Paulo Moreira Escritor

Aprendendo a mostrar sem ser extremamente descritivo: O que você precisa saber sobre o Show, don't Tell

Se você é um escritor que faz o dever de casa, já deve ter se esbarrado na máxima “Mostre, Não Conte”. Se não, eu explico. É uma técnica simples que torna a leitura mais imaginativa, mais autêntica, mais criativa. Pegue todas (ou quase todas — explico depois) as passagens que você contou algo e mostre esse contar.

Então, se você contou que “O Conselheiro entrou exausto na Torre do Rei”, mostre a cena com: “O Conselheiro parou diante do trono. Tentou respirar um pouco mais e caiu de joelhos, o corpo trêmulo e as roupas encharcadas de suor.”

Se você contou que “Mesmo doente, Melissa foi ao trabalho”, mostre a Melissa doente com: “Com o nariz vermelho e uma caixa cheia de lenços de papel, Melissa sentou-se e gritou para nós: Não é hoje que vocês vão se livrar de mim!”

O processo para um bom mostre é demorado no início. A prática acelera. Mesmo assim, recomendo não se preocupar com ele num primeiro momento. Escreva normal os seus contes, depois você os altera para um mostre. Isso porque a procura de um bom mostre pode acabar te travando.

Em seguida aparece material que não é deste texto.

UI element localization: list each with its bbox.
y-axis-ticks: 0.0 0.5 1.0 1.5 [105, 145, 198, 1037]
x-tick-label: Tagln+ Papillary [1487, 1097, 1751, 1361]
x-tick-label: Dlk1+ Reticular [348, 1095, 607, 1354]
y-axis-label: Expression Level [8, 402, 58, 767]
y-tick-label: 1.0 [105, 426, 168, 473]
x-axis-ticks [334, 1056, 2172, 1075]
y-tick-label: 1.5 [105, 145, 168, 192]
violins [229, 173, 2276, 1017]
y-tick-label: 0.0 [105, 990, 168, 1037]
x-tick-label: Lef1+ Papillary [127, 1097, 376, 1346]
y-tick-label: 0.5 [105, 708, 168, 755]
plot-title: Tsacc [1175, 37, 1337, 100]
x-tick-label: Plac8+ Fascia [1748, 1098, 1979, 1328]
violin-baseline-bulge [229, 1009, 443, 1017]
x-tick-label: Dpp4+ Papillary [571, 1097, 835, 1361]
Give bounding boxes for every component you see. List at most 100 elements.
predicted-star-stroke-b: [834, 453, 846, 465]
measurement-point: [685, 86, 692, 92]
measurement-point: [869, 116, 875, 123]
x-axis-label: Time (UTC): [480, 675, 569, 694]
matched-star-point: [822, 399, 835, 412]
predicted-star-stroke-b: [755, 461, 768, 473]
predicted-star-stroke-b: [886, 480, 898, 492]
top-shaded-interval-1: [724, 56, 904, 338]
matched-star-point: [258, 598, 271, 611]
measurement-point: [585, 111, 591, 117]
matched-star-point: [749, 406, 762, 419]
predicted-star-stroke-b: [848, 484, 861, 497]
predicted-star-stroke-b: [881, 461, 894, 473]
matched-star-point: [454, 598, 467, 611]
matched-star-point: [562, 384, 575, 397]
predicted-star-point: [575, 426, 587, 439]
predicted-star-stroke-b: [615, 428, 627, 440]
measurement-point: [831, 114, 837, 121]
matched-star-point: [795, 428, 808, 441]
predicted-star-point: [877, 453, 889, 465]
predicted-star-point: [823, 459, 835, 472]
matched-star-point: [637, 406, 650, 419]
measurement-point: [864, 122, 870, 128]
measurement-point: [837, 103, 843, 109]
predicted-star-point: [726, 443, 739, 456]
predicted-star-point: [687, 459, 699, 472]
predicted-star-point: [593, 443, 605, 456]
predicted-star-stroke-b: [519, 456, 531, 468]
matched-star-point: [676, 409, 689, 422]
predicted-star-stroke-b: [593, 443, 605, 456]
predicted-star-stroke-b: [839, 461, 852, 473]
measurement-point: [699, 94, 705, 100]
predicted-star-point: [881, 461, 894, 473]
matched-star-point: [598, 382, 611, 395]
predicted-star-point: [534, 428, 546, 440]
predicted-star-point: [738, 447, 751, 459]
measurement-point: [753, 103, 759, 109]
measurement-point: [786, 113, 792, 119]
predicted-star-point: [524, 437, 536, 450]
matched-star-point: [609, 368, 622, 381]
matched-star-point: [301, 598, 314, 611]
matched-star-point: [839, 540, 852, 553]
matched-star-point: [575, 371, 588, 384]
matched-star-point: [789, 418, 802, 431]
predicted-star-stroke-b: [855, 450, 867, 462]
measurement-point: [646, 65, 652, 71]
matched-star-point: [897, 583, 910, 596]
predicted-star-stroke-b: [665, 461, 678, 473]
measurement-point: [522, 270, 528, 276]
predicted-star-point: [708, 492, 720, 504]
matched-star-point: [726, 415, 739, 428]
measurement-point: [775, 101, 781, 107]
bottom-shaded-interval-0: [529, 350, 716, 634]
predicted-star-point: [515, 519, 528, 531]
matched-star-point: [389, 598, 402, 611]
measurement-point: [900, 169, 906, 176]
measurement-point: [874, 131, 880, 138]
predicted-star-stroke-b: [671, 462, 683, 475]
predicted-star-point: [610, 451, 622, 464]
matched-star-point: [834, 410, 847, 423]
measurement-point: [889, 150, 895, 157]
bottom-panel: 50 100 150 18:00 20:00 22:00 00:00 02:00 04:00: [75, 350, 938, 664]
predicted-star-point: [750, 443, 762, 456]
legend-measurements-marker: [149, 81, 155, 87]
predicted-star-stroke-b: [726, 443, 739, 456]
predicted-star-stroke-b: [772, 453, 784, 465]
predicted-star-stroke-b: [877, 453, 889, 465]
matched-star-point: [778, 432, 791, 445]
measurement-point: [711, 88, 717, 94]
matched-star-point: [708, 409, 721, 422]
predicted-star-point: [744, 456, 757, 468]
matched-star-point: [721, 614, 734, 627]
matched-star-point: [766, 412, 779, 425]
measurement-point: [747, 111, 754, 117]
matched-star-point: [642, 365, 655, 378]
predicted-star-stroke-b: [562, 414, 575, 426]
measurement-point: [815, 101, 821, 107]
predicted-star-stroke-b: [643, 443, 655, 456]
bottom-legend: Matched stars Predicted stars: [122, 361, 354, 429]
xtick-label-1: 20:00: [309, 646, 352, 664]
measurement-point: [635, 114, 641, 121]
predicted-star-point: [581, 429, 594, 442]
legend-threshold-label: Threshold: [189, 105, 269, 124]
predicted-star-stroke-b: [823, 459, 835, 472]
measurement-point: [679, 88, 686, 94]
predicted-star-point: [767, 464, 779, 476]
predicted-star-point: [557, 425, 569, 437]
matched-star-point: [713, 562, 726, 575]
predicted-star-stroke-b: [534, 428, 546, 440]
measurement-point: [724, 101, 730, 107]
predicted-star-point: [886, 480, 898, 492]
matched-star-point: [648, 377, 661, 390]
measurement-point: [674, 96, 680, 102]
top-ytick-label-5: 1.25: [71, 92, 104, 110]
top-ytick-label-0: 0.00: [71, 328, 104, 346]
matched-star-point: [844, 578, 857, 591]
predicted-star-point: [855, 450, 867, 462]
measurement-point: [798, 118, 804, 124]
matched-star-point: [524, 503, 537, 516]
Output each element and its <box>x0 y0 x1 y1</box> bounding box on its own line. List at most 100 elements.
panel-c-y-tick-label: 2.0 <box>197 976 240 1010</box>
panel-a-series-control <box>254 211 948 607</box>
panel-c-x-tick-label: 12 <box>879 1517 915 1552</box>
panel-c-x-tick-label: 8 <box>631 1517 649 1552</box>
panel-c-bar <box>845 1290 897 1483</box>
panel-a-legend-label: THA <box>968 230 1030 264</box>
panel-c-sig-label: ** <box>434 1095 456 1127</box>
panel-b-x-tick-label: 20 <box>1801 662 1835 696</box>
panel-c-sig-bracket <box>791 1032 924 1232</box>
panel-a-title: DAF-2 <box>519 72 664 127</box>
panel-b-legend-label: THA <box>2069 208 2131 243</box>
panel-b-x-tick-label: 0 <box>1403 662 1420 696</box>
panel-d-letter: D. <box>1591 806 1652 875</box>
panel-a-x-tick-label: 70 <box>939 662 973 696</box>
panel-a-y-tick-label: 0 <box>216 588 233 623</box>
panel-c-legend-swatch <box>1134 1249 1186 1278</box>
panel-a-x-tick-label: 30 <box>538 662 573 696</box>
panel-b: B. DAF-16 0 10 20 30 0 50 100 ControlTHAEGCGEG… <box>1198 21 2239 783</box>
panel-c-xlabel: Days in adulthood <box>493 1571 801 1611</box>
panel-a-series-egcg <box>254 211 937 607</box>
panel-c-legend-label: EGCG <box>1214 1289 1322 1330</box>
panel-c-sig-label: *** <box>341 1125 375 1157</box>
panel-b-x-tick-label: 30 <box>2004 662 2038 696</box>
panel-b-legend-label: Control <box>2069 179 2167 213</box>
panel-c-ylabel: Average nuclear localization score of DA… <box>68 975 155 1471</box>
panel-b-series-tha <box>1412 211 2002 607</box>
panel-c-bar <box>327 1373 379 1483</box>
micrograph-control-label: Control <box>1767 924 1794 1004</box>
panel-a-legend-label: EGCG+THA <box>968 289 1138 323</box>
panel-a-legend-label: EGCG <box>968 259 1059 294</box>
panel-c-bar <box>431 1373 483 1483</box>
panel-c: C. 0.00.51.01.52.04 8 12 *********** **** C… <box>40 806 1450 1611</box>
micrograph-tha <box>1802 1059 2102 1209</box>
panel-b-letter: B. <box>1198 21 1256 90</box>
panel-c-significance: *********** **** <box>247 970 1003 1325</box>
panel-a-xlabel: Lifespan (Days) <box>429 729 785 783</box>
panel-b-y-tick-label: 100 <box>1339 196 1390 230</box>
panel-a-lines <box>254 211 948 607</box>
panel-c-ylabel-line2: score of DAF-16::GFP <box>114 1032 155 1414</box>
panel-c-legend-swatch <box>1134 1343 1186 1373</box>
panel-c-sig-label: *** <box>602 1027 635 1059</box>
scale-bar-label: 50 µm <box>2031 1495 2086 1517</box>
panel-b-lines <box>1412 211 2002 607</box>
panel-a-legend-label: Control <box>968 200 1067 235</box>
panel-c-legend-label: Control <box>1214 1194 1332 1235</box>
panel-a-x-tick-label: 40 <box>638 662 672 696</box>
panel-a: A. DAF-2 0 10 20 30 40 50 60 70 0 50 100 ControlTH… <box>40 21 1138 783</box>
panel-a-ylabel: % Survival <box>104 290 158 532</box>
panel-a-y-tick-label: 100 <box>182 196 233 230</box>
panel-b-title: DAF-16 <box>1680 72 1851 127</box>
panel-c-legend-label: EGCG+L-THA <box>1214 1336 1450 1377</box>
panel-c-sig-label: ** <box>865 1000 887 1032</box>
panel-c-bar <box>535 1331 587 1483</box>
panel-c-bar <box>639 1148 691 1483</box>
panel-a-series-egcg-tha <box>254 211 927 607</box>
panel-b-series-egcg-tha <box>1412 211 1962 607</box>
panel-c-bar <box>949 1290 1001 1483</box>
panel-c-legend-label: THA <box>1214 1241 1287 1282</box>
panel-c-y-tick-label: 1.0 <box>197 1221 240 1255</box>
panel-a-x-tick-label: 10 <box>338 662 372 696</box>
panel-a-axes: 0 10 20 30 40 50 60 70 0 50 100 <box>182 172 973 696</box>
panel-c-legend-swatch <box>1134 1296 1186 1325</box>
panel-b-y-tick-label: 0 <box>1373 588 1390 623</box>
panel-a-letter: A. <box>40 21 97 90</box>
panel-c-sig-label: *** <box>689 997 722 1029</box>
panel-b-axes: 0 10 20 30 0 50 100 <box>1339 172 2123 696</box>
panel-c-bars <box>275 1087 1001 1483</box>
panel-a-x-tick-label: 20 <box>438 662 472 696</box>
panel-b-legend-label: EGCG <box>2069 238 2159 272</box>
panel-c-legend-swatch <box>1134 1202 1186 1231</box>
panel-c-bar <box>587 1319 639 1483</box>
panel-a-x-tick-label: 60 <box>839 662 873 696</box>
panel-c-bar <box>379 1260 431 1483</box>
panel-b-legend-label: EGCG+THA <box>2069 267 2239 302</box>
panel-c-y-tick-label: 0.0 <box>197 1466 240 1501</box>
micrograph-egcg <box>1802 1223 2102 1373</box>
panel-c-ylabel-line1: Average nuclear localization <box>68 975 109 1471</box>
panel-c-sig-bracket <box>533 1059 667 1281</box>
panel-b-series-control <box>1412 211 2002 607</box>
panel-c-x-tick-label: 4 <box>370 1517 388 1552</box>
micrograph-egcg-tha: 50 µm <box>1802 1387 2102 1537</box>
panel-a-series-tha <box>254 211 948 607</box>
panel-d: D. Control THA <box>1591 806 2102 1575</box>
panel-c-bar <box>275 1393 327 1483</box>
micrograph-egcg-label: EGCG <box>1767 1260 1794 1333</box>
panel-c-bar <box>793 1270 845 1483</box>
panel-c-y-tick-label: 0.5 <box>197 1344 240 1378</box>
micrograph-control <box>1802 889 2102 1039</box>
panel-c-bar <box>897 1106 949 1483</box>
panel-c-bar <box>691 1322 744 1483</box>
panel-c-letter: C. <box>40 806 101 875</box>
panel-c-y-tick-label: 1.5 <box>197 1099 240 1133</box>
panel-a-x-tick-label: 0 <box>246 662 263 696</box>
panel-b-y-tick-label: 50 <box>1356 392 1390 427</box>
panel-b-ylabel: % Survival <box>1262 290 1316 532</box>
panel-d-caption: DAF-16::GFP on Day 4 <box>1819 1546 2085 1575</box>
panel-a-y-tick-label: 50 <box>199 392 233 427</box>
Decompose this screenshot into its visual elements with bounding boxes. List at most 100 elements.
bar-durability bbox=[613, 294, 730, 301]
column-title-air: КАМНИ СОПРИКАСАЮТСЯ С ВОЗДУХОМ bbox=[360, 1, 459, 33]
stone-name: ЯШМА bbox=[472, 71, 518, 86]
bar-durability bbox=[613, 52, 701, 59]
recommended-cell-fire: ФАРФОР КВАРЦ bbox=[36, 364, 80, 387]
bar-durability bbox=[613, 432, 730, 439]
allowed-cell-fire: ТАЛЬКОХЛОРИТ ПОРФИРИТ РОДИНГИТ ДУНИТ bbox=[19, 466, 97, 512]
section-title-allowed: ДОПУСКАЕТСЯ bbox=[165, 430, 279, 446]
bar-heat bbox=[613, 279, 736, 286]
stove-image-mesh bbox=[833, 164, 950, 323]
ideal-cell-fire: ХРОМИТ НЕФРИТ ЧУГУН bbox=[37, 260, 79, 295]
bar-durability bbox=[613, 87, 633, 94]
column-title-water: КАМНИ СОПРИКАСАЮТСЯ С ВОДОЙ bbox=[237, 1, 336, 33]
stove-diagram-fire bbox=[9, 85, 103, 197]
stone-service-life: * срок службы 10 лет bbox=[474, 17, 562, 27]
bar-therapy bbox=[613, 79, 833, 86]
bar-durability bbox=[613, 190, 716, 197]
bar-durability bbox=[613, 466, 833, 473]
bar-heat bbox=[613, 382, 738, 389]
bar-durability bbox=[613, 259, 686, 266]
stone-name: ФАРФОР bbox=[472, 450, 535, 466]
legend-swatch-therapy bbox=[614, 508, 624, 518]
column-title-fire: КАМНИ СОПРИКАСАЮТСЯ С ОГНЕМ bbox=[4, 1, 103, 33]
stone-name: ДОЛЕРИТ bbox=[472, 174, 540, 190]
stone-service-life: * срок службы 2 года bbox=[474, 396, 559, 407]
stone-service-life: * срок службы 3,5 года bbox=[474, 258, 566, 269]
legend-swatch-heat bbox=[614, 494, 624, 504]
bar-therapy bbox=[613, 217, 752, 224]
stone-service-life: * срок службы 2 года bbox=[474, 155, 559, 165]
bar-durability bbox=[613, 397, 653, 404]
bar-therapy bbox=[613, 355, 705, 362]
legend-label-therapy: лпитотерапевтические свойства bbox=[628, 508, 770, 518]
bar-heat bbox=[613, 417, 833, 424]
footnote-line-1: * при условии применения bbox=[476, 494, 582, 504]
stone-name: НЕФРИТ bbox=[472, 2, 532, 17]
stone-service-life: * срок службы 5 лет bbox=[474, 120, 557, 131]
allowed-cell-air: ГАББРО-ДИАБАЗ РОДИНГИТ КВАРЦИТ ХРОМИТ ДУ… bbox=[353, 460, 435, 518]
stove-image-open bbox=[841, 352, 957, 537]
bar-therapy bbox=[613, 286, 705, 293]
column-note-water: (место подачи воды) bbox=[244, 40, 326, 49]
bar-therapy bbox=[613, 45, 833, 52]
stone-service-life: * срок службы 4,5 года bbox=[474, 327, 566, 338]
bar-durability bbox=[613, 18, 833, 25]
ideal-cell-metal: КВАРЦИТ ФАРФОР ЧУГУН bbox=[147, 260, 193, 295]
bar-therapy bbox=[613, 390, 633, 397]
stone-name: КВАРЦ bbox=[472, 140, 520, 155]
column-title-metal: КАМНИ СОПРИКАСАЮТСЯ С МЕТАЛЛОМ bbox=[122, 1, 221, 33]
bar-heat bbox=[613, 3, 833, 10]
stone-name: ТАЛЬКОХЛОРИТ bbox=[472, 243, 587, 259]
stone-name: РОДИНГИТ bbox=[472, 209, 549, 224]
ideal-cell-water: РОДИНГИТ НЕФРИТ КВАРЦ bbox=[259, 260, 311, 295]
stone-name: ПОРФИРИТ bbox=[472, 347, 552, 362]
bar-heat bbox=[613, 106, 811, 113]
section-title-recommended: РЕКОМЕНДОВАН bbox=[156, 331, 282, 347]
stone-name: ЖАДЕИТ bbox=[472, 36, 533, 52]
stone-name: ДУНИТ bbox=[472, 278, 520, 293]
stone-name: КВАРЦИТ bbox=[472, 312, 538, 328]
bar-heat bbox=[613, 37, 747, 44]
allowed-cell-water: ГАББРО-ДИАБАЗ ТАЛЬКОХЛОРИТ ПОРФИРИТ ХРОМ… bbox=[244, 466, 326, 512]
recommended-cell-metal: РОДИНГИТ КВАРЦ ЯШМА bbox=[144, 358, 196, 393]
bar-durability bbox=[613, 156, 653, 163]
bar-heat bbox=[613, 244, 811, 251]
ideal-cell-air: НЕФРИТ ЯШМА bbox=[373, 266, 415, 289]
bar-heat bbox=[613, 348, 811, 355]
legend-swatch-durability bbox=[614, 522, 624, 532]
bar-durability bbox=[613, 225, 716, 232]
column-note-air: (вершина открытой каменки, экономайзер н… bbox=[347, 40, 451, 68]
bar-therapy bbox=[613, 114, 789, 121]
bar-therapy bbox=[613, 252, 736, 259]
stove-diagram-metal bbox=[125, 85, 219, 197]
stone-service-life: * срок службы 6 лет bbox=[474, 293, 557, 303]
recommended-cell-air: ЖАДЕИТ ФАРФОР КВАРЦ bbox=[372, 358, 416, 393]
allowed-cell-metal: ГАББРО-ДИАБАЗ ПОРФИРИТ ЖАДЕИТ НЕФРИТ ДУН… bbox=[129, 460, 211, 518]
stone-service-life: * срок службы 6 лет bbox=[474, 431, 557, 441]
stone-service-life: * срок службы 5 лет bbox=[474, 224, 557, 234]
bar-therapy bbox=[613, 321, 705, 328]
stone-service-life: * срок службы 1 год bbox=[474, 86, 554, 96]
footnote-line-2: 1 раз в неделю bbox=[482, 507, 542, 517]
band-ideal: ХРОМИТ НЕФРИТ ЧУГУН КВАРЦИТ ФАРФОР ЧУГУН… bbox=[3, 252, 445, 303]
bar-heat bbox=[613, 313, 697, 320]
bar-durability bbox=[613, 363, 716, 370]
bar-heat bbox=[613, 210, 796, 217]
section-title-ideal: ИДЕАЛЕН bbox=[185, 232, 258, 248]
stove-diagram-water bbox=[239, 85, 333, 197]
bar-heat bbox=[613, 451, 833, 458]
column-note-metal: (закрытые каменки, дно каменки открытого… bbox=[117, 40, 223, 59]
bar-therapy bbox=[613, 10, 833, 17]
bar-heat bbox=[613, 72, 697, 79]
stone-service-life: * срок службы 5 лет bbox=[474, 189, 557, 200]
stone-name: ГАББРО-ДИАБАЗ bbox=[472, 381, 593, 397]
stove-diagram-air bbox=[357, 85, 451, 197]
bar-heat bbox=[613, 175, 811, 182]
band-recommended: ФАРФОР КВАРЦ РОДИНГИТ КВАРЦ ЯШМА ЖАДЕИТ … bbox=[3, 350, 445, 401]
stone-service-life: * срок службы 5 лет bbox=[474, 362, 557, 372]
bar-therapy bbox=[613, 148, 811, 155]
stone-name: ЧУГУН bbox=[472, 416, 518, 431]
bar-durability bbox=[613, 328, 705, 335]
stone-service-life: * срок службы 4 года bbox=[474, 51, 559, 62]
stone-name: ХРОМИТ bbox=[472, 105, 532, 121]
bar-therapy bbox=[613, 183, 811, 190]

No entanto, o Show, don’t Tell não é tão milagroso assim. Com ele você pode cair na armadilha de ser extremamente descritivo ou prejudicar o ritmo de uma cena. Tenha cuidado. Então aqui deixo três dicas, em forma de lista, porque a net gosta de listas:

1. Mostre o que precisa ser imaginado. Conte o que não precisa ser imaginado

Se Alfredo vai de A a B, mostre “Alfredo atravessou os pântanos escuros de Garlia, cruzou os mares revoltos da Crássia, cavalgou a longa estrada do rei e entregou a carta nas mãos do Lorde de Garrenhal” apenas se você quer destacar a persistência de Alfredo. Se o mais importante é a carta, basta um “Alfredo veio de muito longe para entregar a carta nas mãos do Lorde”, que é um conte.

2. Uma especificidade vale mais que mil palavras

Mostrar uma característica exclusiva de seu personagem nos faz imaginá-lo melhor, além de ser criativo. Lembra da menina de Desventuras em Série que amarra o cabelo toda vez que tem um plano? Não precisa dizer que ela tem um plano e qual é, seu ato já nos indica isso. Mostre-a amarrando o cabelo e executando o plano.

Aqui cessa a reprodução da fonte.